Abstract Background Following viral infection, genetically manipulated mice lacking immunoregulatory function may develop colitis and dysbiosis in a strain-specific fashion that serves as a model for inflammatory bowel disease (IBD). We found that one such model of spontaneous colitis, the interleukin (IL)-10 knockout (IL-10−/−) model derived from the SvEv mouse, had evidence of increased Mouse mammary tumor virus (MMTV) viral RNA expression compared to the SvEv wild type. MMTV is endemic in several mouse strains as an endogenously encoded Betaretrovirus that is passaged as an exogenous agent in breast milk. As MMTV requires a viral superantigen to replicate in the gut-associated lymphoid tissue prior to the development of systemic infection, we evaluated whether MMTV may contribute to the development of colitis in the IL-10−/− model. Results Viral preparations extracted from IL-10−/− weanling stomachs revealed augmented MMTV load compared to the SvEv wild type. Illumina sequencing of the viral genome revealed that the two largest contigs shared 96.4–97.3% identity with the mtv-1 endogenous loci and the MMTV(HeJ) exogenous virus from the C3H mouse. The MMTV sag gene cloned from IL-10−/− spleen encoded the MTV-9 superantigen that preferentially activates T-cell receptor Vβ-12 subsets, which were expanded in the IL-10−/− versus the SvEv colon.

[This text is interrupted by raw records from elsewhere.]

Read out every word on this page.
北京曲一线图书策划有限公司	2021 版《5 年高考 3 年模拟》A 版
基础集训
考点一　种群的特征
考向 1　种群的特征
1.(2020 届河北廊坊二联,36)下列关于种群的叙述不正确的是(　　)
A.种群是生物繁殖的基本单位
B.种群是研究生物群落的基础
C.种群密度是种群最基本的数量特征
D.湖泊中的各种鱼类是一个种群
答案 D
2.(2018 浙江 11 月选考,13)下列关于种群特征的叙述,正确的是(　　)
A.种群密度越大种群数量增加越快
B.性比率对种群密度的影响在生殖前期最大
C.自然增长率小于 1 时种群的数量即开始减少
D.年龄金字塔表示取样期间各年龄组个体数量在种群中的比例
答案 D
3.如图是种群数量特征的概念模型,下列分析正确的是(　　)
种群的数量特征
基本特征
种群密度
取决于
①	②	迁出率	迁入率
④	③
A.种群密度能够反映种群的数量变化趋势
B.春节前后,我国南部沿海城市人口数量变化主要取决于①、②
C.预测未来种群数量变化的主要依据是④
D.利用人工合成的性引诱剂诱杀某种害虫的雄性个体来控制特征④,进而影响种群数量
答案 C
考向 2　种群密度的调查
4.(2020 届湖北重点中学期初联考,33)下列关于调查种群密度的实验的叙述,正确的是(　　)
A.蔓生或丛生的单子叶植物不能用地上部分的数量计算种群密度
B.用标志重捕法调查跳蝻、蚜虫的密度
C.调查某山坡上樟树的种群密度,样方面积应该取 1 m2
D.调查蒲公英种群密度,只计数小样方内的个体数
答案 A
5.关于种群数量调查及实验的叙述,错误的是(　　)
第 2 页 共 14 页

Evidence of MMTV cellular immune responses to MMTV Gag peptides was observed in the IL-10−/− splenocytes with amplified interferon-γ production versus the SvEv wild type. To address the hypothesis that MMTV may contribute to colitis, we used HIV reverse transcriptase inhibitors, tenofovir and emtricitabine, and the HIV protease inhibitor, lopinavir boosted with ritonavir, for 12-week treatment versus placebo. The combination antiretroviral therapy with known activity against MMTV was associated with reduced colonic MMTV RNA and improved histological score in IL-10−/− mice, as well as diminished secretion of pro-inflammatory cytokines and modulation of the microbiome associated with colitis. Conclusions This study suggests that immunogenetically manipulated mice with deletion of IL-10 may have reduced capacity to contain MMTV infection in a mouse-strain-specific manner, and the antiviral inflammatory responses may contribute to the complexity of IBD with the development of colitis and dysbiosis.